Samples

This chapter describes how to set up repositories of Glyph samples and how to carefully filter the global repository so that it can be used for training.

Note: To use this feature, make sure the advanced SAMPLES topic is activated. If not, select the SAMPLES topic in the Tools | Advanced Topics... menu (and restart the application).

Audiveris basic classifier is a Glyph classifier, which means that it needs to be trained with glyph samples (a sample is basically a glyph with the related shape).


Table of contents

  1. Initial samples
  2. Sampling a Sheet or a Book
  3. Sample Repository
    1. Sample Selection
    2. Sample Editing
  4. Merging Repositories

Initial samples

There is an Audiveris Google drive located at https://drive.google.com/drive/u/1/folders/0B9_F5tULPk_oeEU0a2Z1U0gwLTg?resourcekey=0-W_yyQcPj9JL9Bc2bKTAtrg

It contains training data, organized by folders. Let’s inspect folder 5.3 which is the more recent folder as of this writing.

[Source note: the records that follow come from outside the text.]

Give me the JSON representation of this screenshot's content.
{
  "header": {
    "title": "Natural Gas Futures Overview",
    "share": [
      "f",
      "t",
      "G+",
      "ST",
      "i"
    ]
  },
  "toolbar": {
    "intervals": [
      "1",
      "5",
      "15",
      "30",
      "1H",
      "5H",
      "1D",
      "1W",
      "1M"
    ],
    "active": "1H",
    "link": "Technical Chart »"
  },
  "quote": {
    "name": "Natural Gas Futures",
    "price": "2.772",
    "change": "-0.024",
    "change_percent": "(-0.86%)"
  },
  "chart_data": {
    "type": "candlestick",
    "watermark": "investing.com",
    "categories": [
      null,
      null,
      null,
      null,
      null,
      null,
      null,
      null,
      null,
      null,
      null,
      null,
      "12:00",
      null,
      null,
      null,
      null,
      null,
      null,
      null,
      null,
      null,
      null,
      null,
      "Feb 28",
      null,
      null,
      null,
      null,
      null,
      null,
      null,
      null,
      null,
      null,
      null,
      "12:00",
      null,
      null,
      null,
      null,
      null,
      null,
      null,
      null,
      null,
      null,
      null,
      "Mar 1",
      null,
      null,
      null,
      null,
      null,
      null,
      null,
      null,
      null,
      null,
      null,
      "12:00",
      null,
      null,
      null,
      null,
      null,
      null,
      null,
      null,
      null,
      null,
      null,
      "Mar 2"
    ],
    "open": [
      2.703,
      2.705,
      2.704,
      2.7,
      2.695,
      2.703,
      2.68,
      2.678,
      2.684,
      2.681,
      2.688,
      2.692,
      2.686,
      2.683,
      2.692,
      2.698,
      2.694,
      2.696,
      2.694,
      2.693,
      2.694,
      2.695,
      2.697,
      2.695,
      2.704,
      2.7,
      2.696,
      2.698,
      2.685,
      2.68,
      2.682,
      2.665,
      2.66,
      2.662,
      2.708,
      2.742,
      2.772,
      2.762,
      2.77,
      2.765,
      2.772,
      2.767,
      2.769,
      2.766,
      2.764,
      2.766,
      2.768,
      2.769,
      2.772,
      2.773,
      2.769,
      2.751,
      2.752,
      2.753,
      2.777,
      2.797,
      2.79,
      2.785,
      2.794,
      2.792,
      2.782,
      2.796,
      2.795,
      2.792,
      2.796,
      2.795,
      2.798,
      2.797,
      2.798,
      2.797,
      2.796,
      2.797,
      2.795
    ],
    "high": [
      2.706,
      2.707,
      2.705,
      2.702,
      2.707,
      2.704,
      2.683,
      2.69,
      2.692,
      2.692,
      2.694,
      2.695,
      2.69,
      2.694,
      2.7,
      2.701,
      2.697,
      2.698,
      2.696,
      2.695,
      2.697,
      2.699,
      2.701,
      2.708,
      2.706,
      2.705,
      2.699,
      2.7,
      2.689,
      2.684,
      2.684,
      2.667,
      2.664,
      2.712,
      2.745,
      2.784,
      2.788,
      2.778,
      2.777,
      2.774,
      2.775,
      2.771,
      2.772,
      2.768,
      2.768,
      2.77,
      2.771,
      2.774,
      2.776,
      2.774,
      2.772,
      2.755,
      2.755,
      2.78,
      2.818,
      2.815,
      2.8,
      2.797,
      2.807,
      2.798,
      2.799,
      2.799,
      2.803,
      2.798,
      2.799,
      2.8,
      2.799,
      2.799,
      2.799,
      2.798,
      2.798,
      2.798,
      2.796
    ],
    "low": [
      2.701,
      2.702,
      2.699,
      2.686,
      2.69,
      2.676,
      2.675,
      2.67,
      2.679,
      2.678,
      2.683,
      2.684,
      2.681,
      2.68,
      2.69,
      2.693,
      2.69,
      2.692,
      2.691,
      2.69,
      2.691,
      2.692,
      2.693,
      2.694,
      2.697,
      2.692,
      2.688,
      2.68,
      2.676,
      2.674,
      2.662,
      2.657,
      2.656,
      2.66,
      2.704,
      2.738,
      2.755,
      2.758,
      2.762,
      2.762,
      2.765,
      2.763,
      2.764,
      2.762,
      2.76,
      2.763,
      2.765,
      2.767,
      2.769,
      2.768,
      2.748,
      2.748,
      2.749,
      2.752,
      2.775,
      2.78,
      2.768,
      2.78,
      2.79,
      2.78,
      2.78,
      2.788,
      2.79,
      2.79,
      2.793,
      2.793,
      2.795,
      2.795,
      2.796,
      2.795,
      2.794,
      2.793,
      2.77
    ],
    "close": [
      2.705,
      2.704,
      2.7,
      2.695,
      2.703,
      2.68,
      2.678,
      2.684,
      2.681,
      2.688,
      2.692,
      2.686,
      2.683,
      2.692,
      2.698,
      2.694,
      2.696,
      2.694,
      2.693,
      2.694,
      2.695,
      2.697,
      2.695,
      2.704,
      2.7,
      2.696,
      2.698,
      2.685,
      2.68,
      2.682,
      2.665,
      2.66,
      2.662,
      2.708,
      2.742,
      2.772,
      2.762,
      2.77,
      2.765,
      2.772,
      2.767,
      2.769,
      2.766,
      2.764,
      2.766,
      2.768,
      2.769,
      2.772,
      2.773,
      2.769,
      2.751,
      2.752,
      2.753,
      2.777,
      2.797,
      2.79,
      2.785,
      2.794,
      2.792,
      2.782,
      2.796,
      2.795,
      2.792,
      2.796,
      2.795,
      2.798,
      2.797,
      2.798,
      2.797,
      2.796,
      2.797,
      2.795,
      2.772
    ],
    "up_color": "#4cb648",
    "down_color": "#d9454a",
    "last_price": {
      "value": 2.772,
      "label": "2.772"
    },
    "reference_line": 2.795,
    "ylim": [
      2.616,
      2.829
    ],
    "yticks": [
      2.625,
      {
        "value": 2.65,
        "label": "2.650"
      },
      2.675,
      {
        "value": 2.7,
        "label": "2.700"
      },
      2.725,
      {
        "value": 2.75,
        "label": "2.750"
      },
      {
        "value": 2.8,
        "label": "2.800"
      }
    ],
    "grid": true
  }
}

This folder contains three files:

File Name Size Content
samples.zip 4 MB ~15000 samples
images.zip 453 MB ~3500 sheet images
basic-classifier.zip 0.3 MB Resulting trained model

The samples.zip file is the global repository. It’s the one that has been used to train the Glyph classifier provided with latest Audiveris release.

We begin by downloading this archive (without expanding it) into our own config/train folder (see its precise location in [Folders] section).
We will then be able to augment this collection on our own.

We can also download the images.zip file which is not mandatory for training, but which will help us see most samples within their sheet context.

Sampling a Sheet or a Book

After perhaps some manual corrections, when we are really satisfied with all the glyphs recognized in a given sheet, we can save the sheet data as training samples. This is done via the pulldown Sheet | Sample sheet Symbols menu.

We can also use the pulldown Book | Sample book Symbols menu if we are comfortable with all the book sheets.

Data is saved under two zip archives located in the book folder. In say the foo book folder, there will be:

  • foo-samples.zip for the collection of samples (this is the book sample repository)
  • foo-images.zip for the containing sheet images.

It is a good practice to work on one book at a time, and only merge a book repository into the global repository when the book data has been thoroughly verified and its samples carefully filtered.

Sample Repository

The purpose of the Sample Repository dialog is to provide a user interface to visually review some or all of the various SAMPLES which could be used for training the classifier.

The main objective is to easily identify samples which have been assigned a wrong shape. Using them as part of the training base could severely impact Audiveris recognition efficiency. So the strategy, when such a wrong sample has been identified, is to remove it from the repository or to assign it a correct shape.

To work on the GLOBAL repository, we use the Tools | Browse Global Repository... pulldown menu. It will work on the samples.zip and images.zip files if any are found in our own config/train folder (see Train folder section).

To work on a book repository, we use the Book | View Book Repository... pulldown menu. We will be able to pick and merge book repositories into the GLOBAL repository later on, because the training process uses only the GLOBAL repository.

Either way, the repository user interface is the same:

The repository interface is organized as follows:

  • Left column:
    • Shapes selector
  • Middle column:
    • Sheets selector
    • Sample board
    • Classifier board
  • Right column:
    • Samples selector
    • Sample context

Sample Selection

  1. Initially, all panes are empty except the Sheets selector which appears populated with sheets names.
    These are the sheets available in the underlying repository (either the book sheets for a book repository, or all registered sheets so far for the global repository).
    There are a few special sheets, all prefixed by # SYMBOLS FROM FONT #, which are not real sheets, but gather all the synthetic samples built from Audiveris musical and textual font families.
    We can select one or several sheets in the Sheets selector.

  2. The Shapes selector gets populated as soon as sheets are selected.
    We can now select the shapes of interest.

  3. The Samples selector gets populated as soon as shapes get selected.
    The samples are gathered by shape. In a shape collection, via a right-click, we can sort samples by width, height, height or grade.
    The synthetic samples (there are a handful of these in each shape collection) are displayed with a green background.
    Only one sample can be selected at a time.

  4. If an image is available for the sheet which contains the sample at hand, the Sample context panel displays the selected sample in its sheet context.
    This can be helpful for visual checking.

Sample Editing

The selected sample can be:

  • Removed from the repository.
    This is done by typing the DELETE key or clicking on the Remove button in the Sample board or selecting the Remove item in the sample right-click menu.
  • Assigned to a new shape.
    This is done by clicking on the Assign to button in the Sample board or selecting the Assign to item in the sample right-click menu, and then selecting the new shape.

Merging Repositories

When we are satisfied with a book repository we can push its content to the global repository.

We do so from the book repository interface, by selecting the pulldown menu Repository | Push to Global.